Innym, ciekawym rozwiązaniem jest kompaktowy, łatwy do zamontowania zestaw lamp rowerowych Solis. W jego skład wchodzą: przedni lampa zasilana akumulatorem i tylna – na baterie (CR 2032). Przednia dysponuje wskaźnikiem stanu akumulatora i 4 trybami użycia (100 proc. – świeci 2 h, 66 proc. – 4 h, 33 proc. – 9 h i migające – 18 h). – Tylna lampa ma dwa tryby: stały i migający. W tym drugim potrafi działać nawet do 120 godzin, więc na pewno bezpiecznie dotrzemy do celu podróży – mówi Piotr Wychowaniec.

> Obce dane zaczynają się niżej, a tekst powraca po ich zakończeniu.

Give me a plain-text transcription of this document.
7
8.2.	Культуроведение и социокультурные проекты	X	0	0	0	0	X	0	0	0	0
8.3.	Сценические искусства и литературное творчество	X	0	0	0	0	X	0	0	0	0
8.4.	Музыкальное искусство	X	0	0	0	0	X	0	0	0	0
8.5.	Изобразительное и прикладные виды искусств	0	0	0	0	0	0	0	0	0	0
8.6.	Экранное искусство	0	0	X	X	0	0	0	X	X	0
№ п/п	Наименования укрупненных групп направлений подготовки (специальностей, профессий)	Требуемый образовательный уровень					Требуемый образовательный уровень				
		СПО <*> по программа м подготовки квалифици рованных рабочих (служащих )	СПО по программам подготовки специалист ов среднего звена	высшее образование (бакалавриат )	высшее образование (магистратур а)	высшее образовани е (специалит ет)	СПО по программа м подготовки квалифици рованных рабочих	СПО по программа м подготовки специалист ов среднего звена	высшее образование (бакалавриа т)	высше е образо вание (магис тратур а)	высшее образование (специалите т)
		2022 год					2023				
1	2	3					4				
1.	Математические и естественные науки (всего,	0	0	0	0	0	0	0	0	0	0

Mówiąc o światłach rowerowych, trzeba pamiętać, że nie mogą one być umieszczone wyżej niż 150 cm nad powierzchnią drogi i niżej niż 25 cm. Poza tym warto wyposażyć i siebie, i rower w widoczne elementy odblaskowe, które zwiększają poziom bezpieczeństwa.
Zostały jeszcze dwa elementy wyposażenia, które rower musi być wyposażony:
Oczywiście warto mieć przy sobie również zestaw narzędzi i części zapasowych, które pozwolą naprawić rower, gdy np. przebijemy oponę gdzieś w szczerym polu. No i jeszcze duży zapas zdrowego rozsądku.